Afortunadamente, las aguas pronto volverían a su cauce, si bien ya siempre en circuitos que, aunque siguieron durante algún tiempo siendo planificados en carretera abierta, eran circulares y, por tanto, mucho más controlables en todos los sentidos.
EL FINAL DE UNA ERA
Se consideró como ganador de la carrera, es decir, de la parte que pudo celebrarse (quedaron pendientes las etapas a Vitoria y, por último, Madrid), a Fernand Gabriel. Éste, aunque no llegó el primero a Burdeos, cubrió los 557 kilómetros que separan esta ciudad de la capital gala, a los mandos de un Mors, en 5 horas y 47 minutos, a un promedio de 105 km/h. Detrás, se clasificaron Renault y nuestro narrador, Jarrot.
Me es difícil de explicar, pero hay algo muy especial en estas carreras, entendidas siempre en su contexto histórico. Gracias a los pilotos que las corrieron el automóvil dejó de ser un invento más o menos curioso para convertirse en uno de los más revolucionarios del siglo XX. Personas como las mencionadas hasta aquí son los verdaderos padres del automóvil, los culpables de que en la actualidad éste se entienda de la manera que a tantos nos apasiona. Creo que a ellos especialmente, les debemos el poder disfrutar hoy en día de nuestra afición.

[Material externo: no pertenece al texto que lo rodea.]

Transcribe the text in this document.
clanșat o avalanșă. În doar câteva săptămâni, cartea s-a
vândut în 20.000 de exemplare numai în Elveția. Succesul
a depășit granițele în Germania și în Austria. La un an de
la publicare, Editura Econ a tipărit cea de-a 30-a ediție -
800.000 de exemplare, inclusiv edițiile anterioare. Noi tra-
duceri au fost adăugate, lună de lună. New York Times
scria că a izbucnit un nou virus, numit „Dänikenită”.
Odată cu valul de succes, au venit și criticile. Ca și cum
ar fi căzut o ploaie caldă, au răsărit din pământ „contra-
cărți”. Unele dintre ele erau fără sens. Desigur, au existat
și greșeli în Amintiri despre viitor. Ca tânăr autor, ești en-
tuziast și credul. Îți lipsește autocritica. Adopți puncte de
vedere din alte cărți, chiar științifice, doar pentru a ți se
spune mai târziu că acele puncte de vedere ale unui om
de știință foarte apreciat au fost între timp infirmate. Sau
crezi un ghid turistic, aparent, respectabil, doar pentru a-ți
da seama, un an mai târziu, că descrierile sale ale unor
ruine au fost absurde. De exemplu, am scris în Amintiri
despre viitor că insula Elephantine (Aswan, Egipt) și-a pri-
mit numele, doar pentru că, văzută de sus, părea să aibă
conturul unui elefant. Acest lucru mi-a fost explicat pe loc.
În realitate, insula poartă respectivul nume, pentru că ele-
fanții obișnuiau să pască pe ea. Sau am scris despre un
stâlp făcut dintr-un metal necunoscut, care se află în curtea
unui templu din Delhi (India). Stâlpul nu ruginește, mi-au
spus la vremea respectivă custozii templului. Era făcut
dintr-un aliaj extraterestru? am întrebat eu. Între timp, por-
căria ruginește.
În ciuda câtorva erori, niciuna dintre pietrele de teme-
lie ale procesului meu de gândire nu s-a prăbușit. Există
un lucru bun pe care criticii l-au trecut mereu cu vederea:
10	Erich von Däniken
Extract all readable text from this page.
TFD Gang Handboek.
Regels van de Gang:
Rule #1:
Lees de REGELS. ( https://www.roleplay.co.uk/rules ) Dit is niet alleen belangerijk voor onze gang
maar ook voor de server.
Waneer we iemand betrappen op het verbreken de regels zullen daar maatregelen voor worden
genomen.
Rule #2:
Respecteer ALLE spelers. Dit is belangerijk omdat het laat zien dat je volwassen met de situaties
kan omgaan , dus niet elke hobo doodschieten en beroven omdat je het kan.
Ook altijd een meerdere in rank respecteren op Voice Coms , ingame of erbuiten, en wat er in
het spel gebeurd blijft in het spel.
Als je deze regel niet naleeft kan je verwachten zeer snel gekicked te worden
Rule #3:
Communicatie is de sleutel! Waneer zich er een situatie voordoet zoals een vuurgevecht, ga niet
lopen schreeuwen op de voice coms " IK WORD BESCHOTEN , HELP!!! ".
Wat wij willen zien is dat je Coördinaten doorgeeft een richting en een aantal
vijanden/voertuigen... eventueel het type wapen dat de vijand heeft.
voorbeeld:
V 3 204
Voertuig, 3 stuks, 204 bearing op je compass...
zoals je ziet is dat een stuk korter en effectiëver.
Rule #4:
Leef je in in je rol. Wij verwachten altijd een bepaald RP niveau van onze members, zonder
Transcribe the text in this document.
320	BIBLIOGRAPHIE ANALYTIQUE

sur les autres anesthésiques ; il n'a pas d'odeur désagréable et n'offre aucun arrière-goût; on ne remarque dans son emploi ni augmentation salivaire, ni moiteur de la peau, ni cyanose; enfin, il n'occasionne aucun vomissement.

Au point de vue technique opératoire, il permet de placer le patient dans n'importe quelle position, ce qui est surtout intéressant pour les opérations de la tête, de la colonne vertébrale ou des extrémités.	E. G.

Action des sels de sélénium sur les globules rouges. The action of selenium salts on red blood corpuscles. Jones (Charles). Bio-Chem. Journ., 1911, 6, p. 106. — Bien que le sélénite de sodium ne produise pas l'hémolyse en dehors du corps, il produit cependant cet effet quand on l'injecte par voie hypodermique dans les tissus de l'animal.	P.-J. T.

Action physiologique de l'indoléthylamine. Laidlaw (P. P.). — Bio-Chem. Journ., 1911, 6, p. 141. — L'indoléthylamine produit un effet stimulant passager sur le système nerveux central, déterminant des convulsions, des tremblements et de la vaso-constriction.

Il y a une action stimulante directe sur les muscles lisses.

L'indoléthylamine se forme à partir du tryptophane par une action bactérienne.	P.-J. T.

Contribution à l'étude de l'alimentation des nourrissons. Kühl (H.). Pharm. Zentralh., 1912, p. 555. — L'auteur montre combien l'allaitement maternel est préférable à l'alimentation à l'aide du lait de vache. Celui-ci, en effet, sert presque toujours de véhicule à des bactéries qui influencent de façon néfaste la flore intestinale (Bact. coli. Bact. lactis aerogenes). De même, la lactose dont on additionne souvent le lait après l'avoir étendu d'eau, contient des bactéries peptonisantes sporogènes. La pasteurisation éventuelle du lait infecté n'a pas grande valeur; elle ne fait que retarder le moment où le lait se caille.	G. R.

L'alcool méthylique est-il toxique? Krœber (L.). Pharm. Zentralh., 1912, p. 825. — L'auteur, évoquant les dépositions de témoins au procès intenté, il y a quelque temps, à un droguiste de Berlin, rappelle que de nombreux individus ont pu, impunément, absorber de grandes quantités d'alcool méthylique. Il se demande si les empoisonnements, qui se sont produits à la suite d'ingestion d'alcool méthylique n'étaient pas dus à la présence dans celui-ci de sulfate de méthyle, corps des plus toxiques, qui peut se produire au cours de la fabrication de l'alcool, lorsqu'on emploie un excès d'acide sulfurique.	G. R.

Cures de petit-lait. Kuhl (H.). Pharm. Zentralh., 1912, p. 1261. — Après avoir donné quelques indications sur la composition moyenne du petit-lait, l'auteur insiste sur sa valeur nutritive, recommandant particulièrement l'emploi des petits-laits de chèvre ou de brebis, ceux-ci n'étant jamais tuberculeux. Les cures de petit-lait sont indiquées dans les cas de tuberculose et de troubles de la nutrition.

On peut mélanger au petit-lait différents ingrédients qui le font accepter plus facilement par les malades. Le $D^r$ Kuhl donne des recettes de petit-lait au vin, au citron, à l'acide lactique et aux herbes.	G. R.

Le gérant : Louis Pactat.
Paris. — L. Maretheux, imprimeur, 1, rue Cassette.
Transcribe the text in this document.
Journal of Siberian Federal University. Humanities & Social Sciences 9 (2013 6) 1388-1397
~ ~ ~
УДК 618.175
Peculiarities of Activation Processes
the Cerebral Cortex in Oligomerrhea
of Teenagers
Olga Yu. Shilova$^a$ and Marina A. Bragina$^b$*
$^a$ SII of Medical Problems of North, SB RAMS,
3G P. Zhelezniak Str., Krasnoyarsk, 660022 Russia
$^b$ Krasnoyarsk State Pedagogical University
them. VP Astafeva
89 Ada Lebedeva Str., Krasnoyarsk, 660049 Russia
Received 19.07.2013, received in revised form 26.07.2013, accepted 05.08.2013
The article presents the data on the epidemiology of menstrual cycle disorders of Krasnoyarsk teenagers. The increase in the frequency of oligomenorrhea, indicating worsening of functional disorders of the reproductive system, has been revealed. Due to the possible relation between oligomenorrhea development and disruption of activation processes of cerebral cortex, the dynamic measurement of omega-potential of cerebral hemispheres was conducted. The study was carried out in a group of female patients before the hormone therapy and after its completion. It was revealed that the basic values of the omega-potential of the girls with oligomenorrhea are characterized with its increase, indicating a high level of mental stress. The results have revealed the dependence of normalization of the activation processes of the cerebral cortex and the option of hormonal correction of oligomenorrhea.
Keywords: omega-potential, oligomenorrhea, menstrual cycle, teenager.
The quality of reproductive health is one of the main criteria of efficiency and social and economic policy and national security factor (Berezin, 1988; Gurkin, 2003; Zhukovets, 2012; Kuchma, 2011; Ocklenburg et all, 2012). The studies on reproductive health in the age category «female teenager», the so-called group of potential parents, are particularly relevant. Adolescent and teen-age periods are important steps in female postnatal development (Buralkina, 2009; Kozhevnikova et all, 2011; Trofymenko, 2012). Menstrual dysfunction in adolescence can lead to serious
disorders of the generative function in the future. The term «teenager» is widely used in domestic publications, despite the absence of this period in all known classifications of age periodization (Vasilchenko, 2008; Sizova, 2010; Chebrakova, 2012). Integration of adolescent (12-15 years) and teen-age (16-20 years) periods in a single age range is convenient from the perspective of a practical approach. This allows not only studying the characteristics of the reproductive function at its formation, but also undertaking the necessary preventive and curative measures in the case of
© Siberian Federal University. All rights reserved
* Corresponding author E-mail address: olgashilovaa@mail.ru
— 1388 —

“Fue la última gran carrera que tuvo lugar en las carreteras francesas. Porque no puedo meter en la misma categoría a las que ahora se celebran en circuitos; París-Ámsterdam, París-Berlín, París-Vienna, todas pertenecen al pasado y jamás se repetirán. Y creo que fue un final acertado, allí, en el camino que une París con Burdeos, donde se celebraron tantas grandes pruebas y donde el mismísimo Levassor enseñó al mundo, ocho años antes, al fin, las enormes posibilidades de los vehículos propulsados a motor”.
Sin duda, era el final de una era, quizá la más heroica de cuantas integran la Historia del automóvil.